If this doesn’t work to bring them back to the fold, they have officially left you. And that’s okay. You already knew that there would be client attrition when you started your business. They may have found another provider that offered something a little bit different but works perfectly for them, and you can’t blame them for that.

Let clients set the tone of your relationship

By the time you have sent the “Mother of all Offers”, you either won back your client, or they went somewhere else. After your targeted email campaign, they are either ready to click the unsubscribe link, they have blocked you, or they aren’t in a position to take you up on your offers.

It’s time to let them go. However, if they are still engaging with your email content, forwarding your emails, and saying good things about you on social media, they could well come back. But nothing you do now will do it. the return of the client will be entirely on their timetable.

The quote is just as valid for business relationships as it is for interpersonal ones.

“If you love someone, set them free. If they come back, they’re yours, if they don’t, they never were.”

Richard Bach

At this point, you are just waiting for them to block you or unsubscribe from your mailing list. If your clients do unsubscribe, let them know they have options. They needn’t unsubscribe entirely; perhaps you can let them set their contact settings to once a month to avoid inundating their inbox or tormenting them with fantastic offers they can’t use.

If your lost clients do decide to unsubscribe and disengage fully, ask them why. Make it a part of the unsubscribe process to ask them why they don’t want your services anymore. It will be a valuable learning experience.

What comes next?

Track your unsubscribed clients and make sure they have been removed from your mailing list. Nothing is sure to get your mails tagged as spam than continuing to send mailshots after a client has unsubscribed. Check your ESP and remove the undeliverable and unopened email addresses from your list. If they’re not getting opened, the receiver is not interested, and you can’t convince them of anything.

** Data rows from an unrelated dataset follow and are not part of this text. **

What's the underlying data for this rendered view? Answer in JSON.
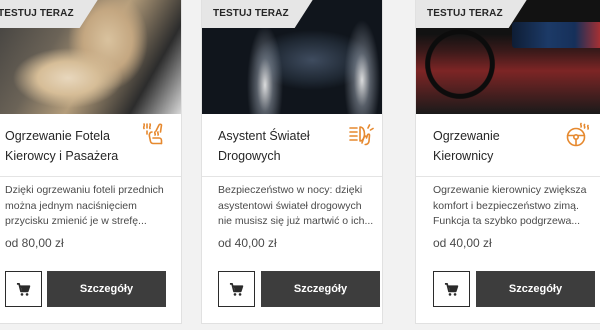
{
  "accent_color": "#e6892f",
  "cards": [
    {
      "badge": "TESTUJ TERAZ",
      "title": "Ogrzewanie Fotela Kierowcy i Pasażera",
      "icon": "heated-seat-icon",
      "description": "Dzięki ogrzewaniu foteli przednich można jednym naciśnięciem przycisku zmienić je w strefę...",
      "price": "od 80,00 zł",
      "cart_icon": "cart-icon",
      "details_label": "Szczegóły"
    },
    {
      "badge": "TESTUJ TERAZ",
      "title": "Asystent Świateł Drogowych",
      "icon": "high-beam-assist-icon",
      "description": "Bezpieczeństwo w nocy: dzięki asystentowi świateł drogowych nie musisz się już martwić o ich...",
      "price": "od 40,00 zł",
      "cart_icon": "cart-icon",
      "details_label": "Szczegóły"
    },
    {
      "badge": "TESTUJ TERAZ",
      "title": "Ogrzewanie Kierownicy",
      "icon": "heated-steering-wheel-icon",
      "description": "Ogrzewanie kierownicy zwiększa komfort i bezpieczeństwo zimą. Funkcja ta szybko podgrzewa...",
      "price": "od 40,00 zł",
      "cart_icon": "cart-icon",
      "details_label": "Szczegóły"
    }
  ]
}
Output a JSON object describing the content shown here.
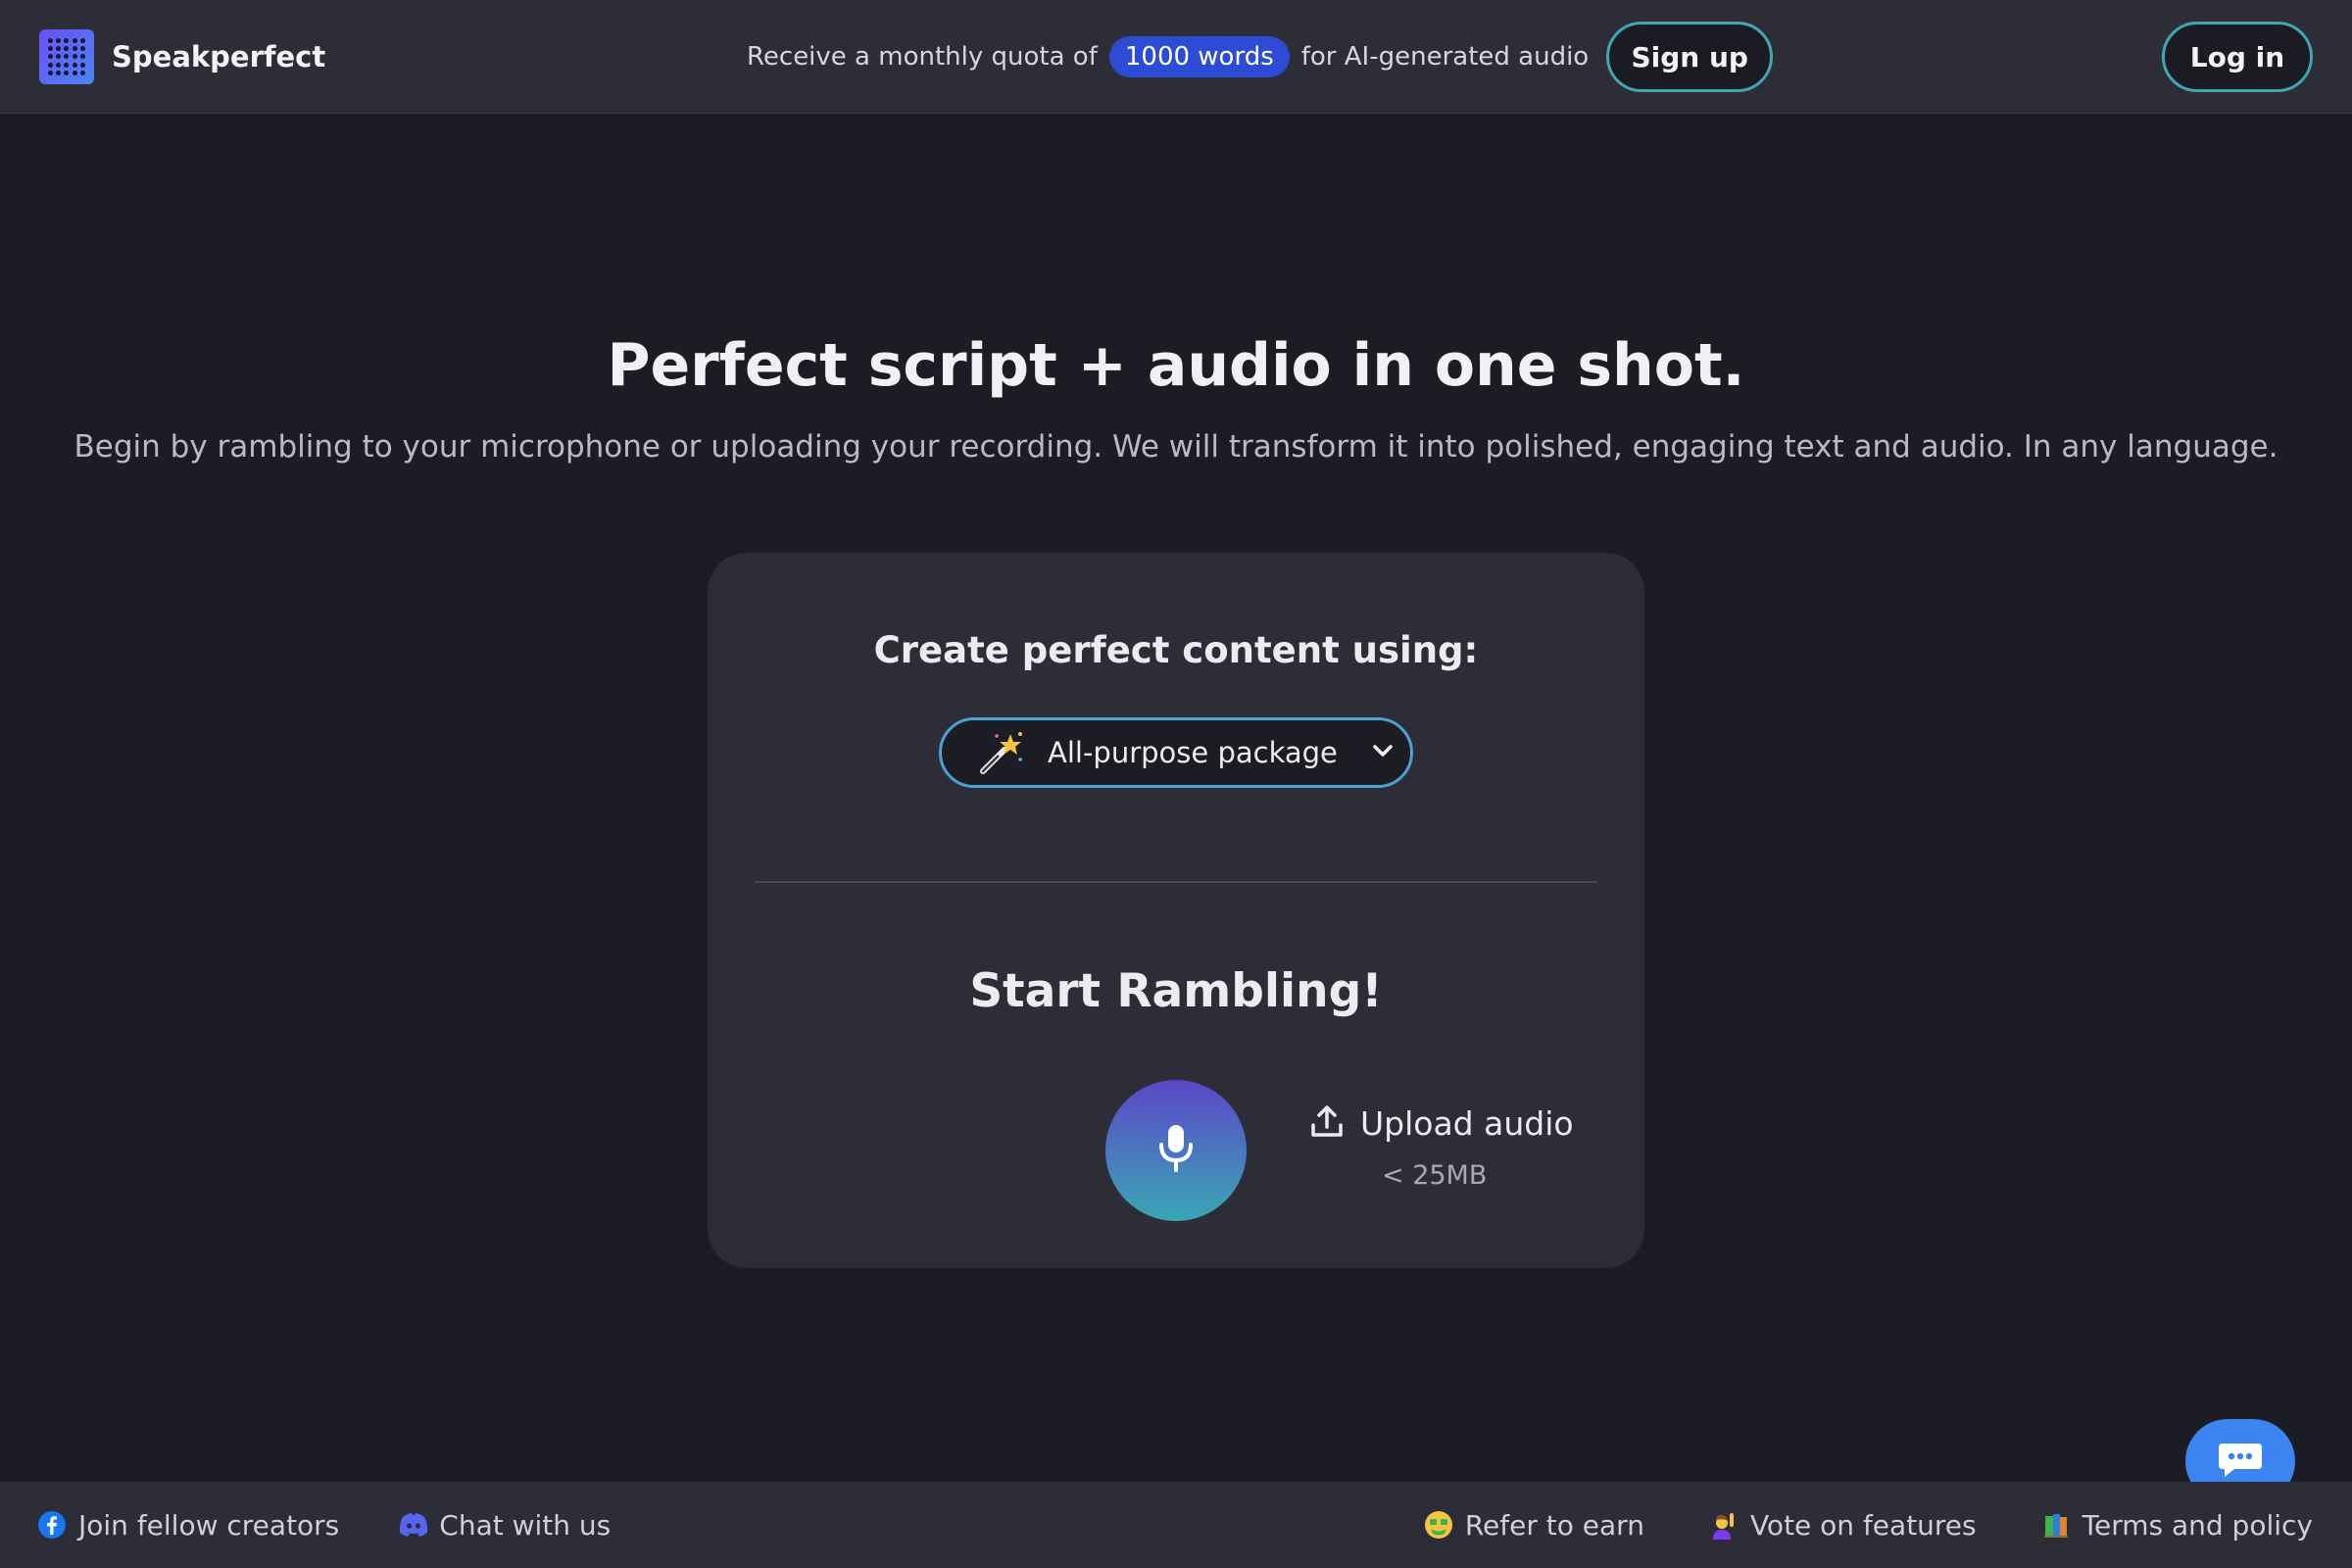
{
  "header": {
    "brand_name": "Speakperfect",
    "promo_prefix": "Receive a monthly quota of",
    "promo_highlight": "1000 words",
    "promo_suffix": "for AI-generated audio",
    "signup_label": "Sign up",
    "login_label": "Log in"
  },
  "hero": {
    "title": "Perfect script + audio in one shot.",
    "subtitle": "Begin by rambling to your microphone or uploading your recording. We will transform it into polished, engaging text and audio. In any language."
  },
  "card": {
    "heading": "Create perfect content using:",
    "package_selected": "All-purpose package",
    "ramble_heading": "Start Rambling!",
    "upload_label": "Upload audio",
    "upload_limit": "< 25MB"
  },
  "footer": {
    "left": [
      {
        "label": "Join fellow creators",
        "icon": "facebook-icon"
      },
      {
        "label": "Chat with us",
        "icon": "discord-icon"
      }
    ],
    "right": [
      {
        "label": "Refer to earn",
        "icon": "money-face-emoji"
      },
      {
        "label": "Vote on features",
        "icon": "raising-hand-emoji"
      },
      {
        "label": "Terms and policy",
        "icon": "books-emoji"
      }
    ]
  },
  "colors": {
    "background": "#1c1c25",
    "panel": "#2c2d37",
    "accent_blue": "#2e4bd6",
    "accent_teal": "#3fa6b5",
    "chat_button": "#3c84f0"
  }
}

You can learn from the emails that received engagement, those that resulted in a reengaged client, and those that ended in a successful sale. Try to repeat or improve on that success in the future.

In summary: Reengaging Lapsed Clients

Define what your business means by lapsed clients. Don’t let your reengagement process get to the point of losing the client before you even start. Be proactive in keeping your clients engaged; if that means giving them a little nudge, then so be it. 

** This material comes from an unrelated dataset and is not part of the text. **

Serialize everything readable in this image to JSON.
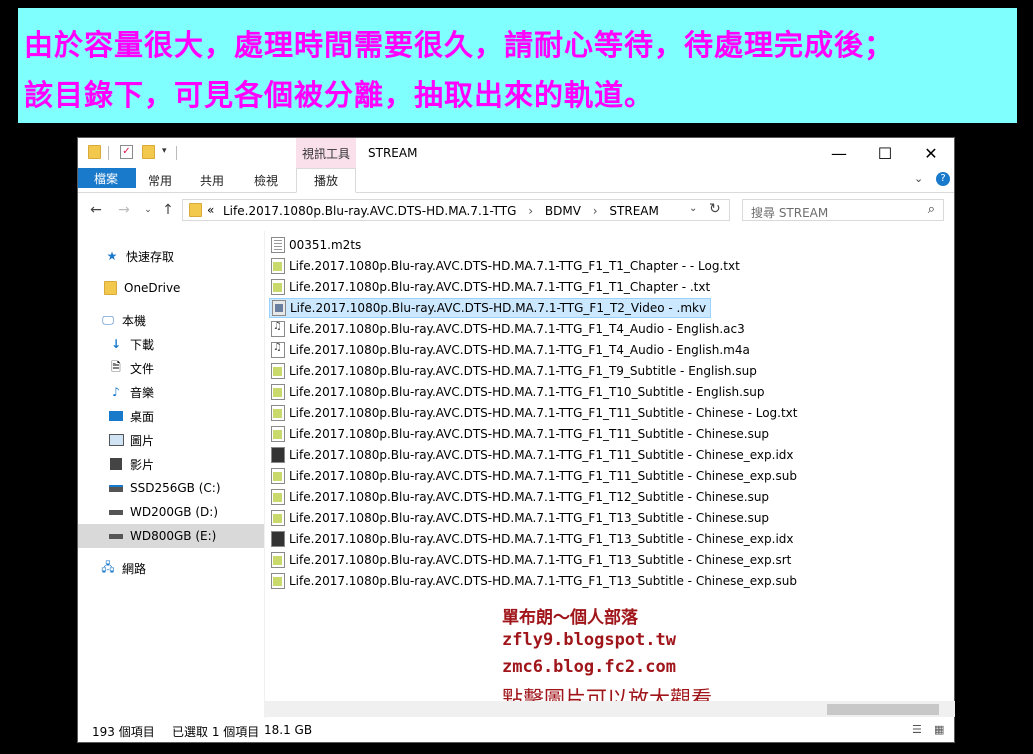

Use prominent CTAs to prompt a response from your email recipients. Even if they aren’t buying or booking with you, they might still want to engage with you.

Remind your clients how good they had it with you, the benefits and what might have prompted their loyalty in the past. When you show them the benefits of what they get from you as a loyal client, they are more likely to want to stay with you than start again with another provider.

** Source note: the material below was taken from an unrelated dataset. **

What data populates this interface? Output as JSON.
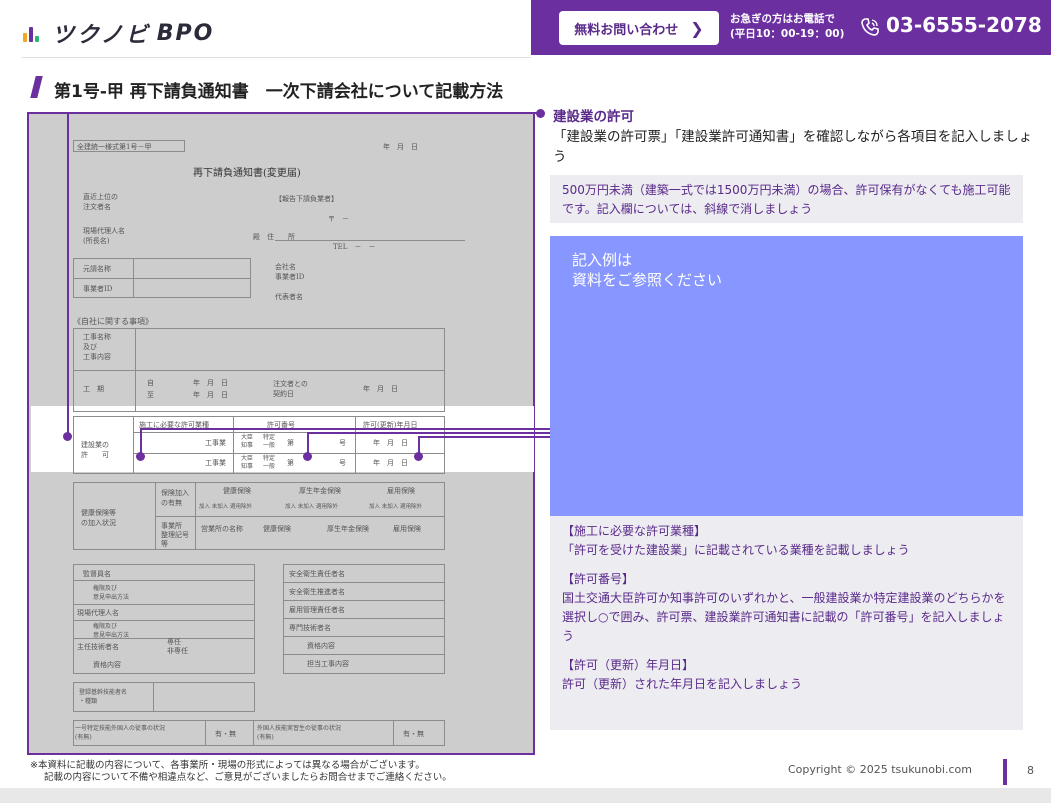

Save your “big guns” for your final push. Don’t show your “final offer” too early because it will become an expectation. Clients who repeatedly only come back when you roll out the huge deal are not valuable lifetime customers. Use persuasion and engagement to get your clients back first. Those who come back with influence are far more valuable and ultimately loyal.

Don’t be afraid to let go. Sometimes you and your client are no longer in the same place, and that is okay. Your business and your clients evolve through the lifetime of your company. Nothing ever stays the same and survives.